SIMON: May I ask what were you in and out of prison for?

Ms. NEWMAN: Mostly drug charges - all drug charges actually.

SIMON: Mm-hmm. How did she find the prisoners? I mean, do you put up a sign? Do you…

Ms. NEWMAN: No. And most Jewish prisoners don't identify right away because there is some anti-Semitism in the jails. She would sit at the Los Angeles County Jail poring over one of those old-fashioned computer printouts of 20,000 names then she would present a list to the social workers to go and check and see if these people that she found were Jewish and wanted Jewish services.

SIMON: When you say wanted Jewish services is that as simple as Jewish counseling, or is there something else involved?

Ms. NEWMAN: If they wanted to see the rabbi, if they wanted to attend any holiday services like Passover or High Holy Days, reaching out to families, many different things.

SIMON: What's a Passover like in prison?

Ms. NEWMAN: It was the highlight of being in such an awful place. And each Passover when I think about exodus from slavery, I recall that Passover in the Los Angeles County Jail.

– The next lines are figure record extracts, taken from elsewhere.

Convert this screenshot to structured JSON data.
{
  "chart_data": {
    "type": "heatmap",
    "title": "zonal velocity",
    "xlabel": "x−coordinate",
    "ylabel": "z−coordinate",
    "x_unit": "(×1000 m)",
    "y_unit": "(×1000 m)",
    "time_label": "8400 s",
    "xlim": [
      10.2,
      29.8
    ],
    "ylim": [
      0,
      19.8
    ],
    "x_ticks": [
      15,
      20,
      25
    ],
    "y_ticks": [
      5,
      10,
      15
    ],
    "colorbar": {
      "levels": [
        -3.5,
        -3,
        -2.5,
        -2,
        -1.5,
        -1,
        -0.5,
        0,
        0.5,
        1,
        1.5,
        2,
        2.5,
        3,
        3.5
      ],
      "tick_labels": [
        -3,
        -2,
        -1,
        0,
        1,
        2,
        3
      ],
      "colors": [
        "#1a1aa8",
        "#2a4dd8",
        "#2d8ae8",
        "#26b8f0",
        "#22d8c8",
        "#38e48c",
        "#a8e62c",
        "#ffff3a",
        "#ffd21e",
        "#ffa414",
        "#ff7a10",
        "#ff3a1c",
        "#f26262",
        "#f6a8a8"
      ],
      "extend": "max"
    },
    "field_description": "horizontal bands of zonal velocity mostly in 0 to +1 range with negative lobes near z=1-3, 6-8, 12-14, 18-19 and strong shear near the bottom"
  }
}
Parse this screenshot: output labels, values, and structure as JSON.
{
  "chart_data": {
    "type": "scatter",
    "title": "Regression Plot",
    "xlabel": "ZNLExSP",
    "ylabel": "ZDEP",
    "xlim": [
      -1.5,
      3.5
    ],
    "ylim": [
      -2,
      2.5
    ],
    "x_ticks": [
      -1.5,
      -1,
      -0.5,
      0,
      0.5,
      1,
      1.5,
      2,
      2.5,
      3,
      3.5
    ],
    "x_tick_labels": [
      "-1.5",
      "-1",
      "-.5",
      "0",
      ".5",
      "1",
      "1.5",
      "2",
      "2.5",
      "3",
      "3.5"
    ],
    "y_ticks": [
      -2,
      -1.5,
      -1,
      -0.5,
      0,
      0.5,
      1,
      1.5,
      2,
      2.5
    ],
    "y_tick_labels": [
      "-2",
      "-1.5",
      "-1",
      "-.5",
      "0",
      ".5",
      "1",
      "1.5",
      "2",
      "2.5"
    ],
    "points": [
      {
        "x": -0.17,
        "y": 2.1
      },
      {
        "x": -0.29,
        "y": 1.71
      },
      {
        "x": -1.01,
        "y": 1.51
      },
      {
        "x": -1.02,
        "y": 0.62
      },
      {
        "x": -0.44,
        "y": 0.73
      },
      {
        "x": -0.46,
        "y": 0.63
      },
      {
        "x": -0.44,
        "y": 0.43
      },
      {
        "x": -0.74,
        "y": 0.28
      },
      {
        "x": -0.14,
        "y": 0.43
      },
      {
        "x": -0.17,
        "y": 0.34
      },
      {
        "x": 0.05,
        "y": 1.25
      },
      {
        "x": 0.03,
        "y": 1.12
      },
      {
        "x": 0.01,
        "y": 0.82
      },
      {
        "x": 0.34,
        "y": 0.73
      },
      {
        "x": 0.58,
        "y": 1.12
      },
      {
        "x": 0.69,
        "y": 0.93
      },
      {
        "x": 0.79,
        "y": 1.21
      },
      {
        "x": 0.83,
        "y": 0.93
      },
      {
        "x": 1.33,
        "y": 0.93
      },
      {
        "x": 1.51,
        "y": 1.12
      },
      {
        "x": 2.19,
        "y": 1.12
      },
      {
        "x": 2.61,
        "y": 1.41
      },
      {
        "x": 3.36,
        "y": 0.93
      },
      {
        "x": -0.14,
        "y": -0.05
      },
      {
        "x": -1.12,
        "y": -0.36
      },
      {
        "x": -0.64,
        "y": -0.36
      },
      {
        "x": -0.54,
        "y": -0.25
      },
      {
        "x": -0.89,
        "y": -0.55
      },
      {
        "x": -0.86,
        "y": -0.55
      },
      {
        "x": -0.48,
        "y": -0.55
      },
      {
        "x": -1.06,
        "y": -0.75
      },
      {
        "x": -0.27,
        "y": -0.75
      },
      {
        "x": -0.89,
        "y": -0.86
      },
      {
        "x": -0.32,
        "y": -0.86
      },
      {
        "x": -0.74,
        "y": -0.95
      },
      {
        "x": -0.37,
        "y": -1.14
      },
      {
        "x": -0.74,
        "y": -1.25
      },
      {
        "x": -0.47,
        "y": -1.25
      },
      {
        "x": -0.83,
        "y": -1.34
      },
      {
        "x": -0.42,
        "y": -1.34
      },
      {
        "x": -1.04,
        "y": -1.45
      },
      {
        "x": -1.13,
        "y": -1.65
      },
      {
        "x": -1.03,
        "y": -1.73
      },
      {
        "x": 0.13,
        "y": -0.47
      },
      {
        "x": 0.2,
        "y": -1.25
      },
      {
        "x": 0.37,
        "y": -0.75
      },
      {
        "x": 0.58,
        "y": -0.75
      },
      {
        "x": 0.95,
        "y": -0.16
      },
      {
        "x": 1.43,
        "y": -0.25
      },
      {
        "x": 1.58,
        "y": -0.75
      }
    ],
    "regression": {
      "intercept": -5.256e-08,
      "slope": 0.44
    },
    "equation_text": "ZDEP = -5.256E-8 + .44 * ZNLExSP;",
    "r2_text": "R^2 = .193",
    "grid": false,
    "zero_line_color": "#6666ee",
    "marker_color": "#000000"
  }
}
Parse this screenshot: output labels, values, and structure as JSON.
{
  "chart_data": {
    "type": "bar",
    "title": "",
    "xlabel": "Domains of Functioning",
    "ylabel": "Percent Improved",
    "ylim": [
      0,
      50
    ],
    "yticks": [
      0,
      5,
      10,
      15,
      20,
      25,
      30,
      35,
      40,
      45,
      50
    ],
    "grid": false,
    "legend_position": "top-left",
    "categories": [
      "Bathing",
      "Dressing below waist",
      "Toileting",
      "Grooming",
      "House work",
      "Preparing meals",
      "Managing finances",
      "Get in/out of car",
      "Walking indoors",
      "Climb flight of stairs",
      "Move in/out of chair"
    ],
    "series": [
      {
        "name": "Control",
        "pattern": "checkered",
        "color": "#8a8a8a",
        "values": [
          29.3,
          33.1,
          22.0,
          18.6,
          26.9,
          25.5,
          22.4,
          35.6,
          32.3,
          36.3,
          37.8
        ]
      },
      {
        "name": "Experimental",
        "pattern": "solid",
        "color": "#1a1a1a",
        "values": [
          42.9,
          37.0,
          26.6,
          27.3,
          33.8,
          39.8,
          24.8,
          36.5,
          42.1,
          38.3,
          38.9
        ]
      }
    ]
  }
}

SIMON: Can you give us some idea of what she was like when she visited people, what it was like to be with her, what she asked, how she was?

Ms. NEWMAN: She was a surprise because when you are in jail, the visits you get are from attorneys and social workers also, but she was so grandmotherly. And she championed my recovery, and rooted me on as I went to college later to get my degree in criminology. Two, three weeks before she passed away, she was asking me when I was going back to get my masters.

SIMON: She continues to do this work into her late 90s.

Ms. NEWMAN: She supposedly retired last year at 96, but I know she was still corresponding with some of the inmates. One of the things I've heard said, if Judaism had saints, Pauline would be our patron saint.

SIMON: Carrie Newman is the alternative sentencing coordinator at Beit T'Shuvah in Los Angeles. Thanks very much for speaking with us.

Ms. NEWMAN: Thank you so much. It is an honor to speak of Pauline.

SIMON: Well, Pauline Ledeen's memorial service will be held at Beit T'Shuvah on Wednesday.